24 jaar jong ben ik, ik heb een
master op zak sinds juni en ben onmiddellijk fulltime aan het werk gegaan. Ik
betaal alle soorten van verzekeringen waarvan ik van de helft niet goed weet
waarvoor ik ze echt nodig heb en doe zelfs al aan pensioensparen. Ik ben
ambitieus en perfectionistisch, houd van katten, koffie en kunst en was
tijdelijk knock out, als het maar met een k begint.
Maandenlang combineerde
ik mijn fulltimebaan met het schrijven van een verhaal, het uitwerken van een
performance met een muzikant, het maken van een kinderboek, het bijhouden van
een blog, het halen van een rijbewijs en het copywriten voor een kunstmagazine
met daarnaast de nog zoveel andere besognes des levens. Minstens twee keer per
week ging ik fitnessen, één maal per week ging ik lopen en elke dag fietste ik
in totaal 16 kilometer naar het werk. Ik dronk groene thee, at superfoods en
sliep voldoende. Karen Damen zou het met me eens zijn volgens ‘de boekjes’ hield
ik er een ‘perfect’ leven op na. Ondertussen verloor ik ook mijn liefste
grootmoeder en niet veel later nog een dierbare. Ik was er kapot van, maar er
was geen tijd.
Het was op een
maandag, zoals maandagen altijd zijn. Een beetje te grijs, een beetje te moe,
een beetje te veel. Mijn lichaam had al eerder signalen uitgezonden. Het begon
met wat onschuldige vermoeidheid, gevolgd door tinnitus en een chronische
maagontsteking. Maandenlang heb ik die feilloos genegeerd onder het mom ‘niet
overdrijven’, gevoed door een portie schuldgevoel. We zijn met z’n allen liever
almaar sterk en gelukkig, dan kwetsbaar. Omdat dat nog altijd onterecht
synoniem staat voor zwakte. Bovendien slaat het nieuws ons constant om de oren
met besparingen, cijfers en feiten. Hoe we het met minder zullen moeten
stellen, hoe we meer en langer zullen moeten werken, hoe woonbonussen worden
afgeschaft, hoe onderwijs duurder wordt, etc. De beleidsmakers lijken immers overtuigd.

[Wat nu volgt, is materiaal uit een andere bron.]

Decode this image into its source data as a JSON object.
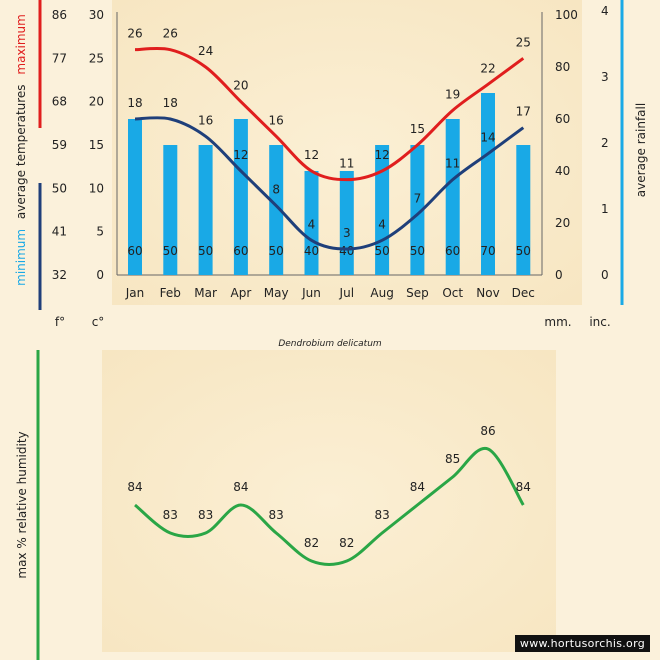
{
  "chart_data": [
    {
      "type": "bar+line",
      "title": "Dendrobium delicatum",
      "categories": [
        "Jan",
        "Feb",
        "Mar",
        "Apr",
        "May",
        "Jun",
        "Jul",
        "Aug",
        "Sep",
        "Oct",
        "Nov",
        "Dec"
      ],
      "series": [
        {
          "name": "maximum",
          "axis": "temp_c",
          "color": "#e01e1e",
          "values": [
            26,
            26,
            24,
            20,
            16,
            12,
            11,
            12,
            15,
            19,
            22,
            25
          ]
        },
        {
          "name": "minimum",
          "axis": "temp_c",
          "color": "#1f3f7a",
          "values": [
            18,
            18,
            16,
            12,
            8,
            4,
            3,
            4,
            7,
            11,
            14,
            17
          ]
        },
        {
          "name": "rainfall",
          "axis": "rain_mm",
          "type": "bar",
          "color": "#19a9e6",
          "values": [
            60,
            50,
            50,
            60,
            50,
            40,
            40,
            50,
            50,
            60,
            70,
            50
          ]
        }
      ],
      "axes": {
        "temp_c": {
          "ylim": [
            0,
            30
          ],
          "ticks": [
            0,
            5,
            10,
            15,
            20,
            25,
            30
          ],
          "unit": "c°"
        },
        "temp_f": {
          "ticks": [
            32,
            41,
            50,
            59,
            68,
            77,
            86
          ],
          "unit": "f°"
        },
        "rain_mm": {
          "ylim": [
            0,
            100
          ],
          "ticks": [
            0,
            20,
            40,
            60,
            80,
            100
          ],
          "unit": "mm."
        },
        "rain_in": {
          "ticks": [
            0,
            1,
            2,
            3,
            4
          ],
          "unit": "inc."
        }
      },
      "ylabel_left": {
        "maximum": "maximum",
        "average": "average temperatures",
        "minimum": "minimum"
      },
      "ylabel_right": "average rainfall"
    },
    {
      "type": "line",
      "ylabel": "max % relative humidity",
      "series": [
        {
          "name": "humidity",
          "color": "#2aa646",
          "values": [
            84,
            83,
            83,
            84,
            83,
            82,
            82,
            83,
            84,
            85,
            86,
            84
          ]
        }
      ]
    }
  ],
  "footer": "www.hortusorchis.org"
}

Mijn generatie jongeren zal rechttrekken wat al zolang krom zit. Politici hebben
ons in de vuurlinie gezet om er gezamenlijk plat op hun buik achter te gaan liggen.
Elke generatie heeft nochtans haar dromen nodig.
Steevast bleef ik met die dromen,
plannen en ideologieën rondhuppelen, op het einde tegen beter weten in. Ik was
er namelijk van overtuigd dat rust iets voor katten was, voor ontkateren op een
zondagochtend of voor senioren op hun oude dag. Tot die muur van maandagse realiteit
er was.
Aan kniezen,
kissebissen en klagen heb ik natuurlijk niets. Al zou ik de huidige Belgische
maatschappij, haar beleid en haar geknoei, net als zoveel anderen, als kiespijn
kunnen missen. Ik word stilaan kregelig van de permanente besparingsverhalen
waardoor ik het gevoel heb dat ik op mijn dromen, woorden, geluk en koffie zal
moeten besparen. Ook op mijn k’s dus. En ja, daar kan ik kwaad van worden.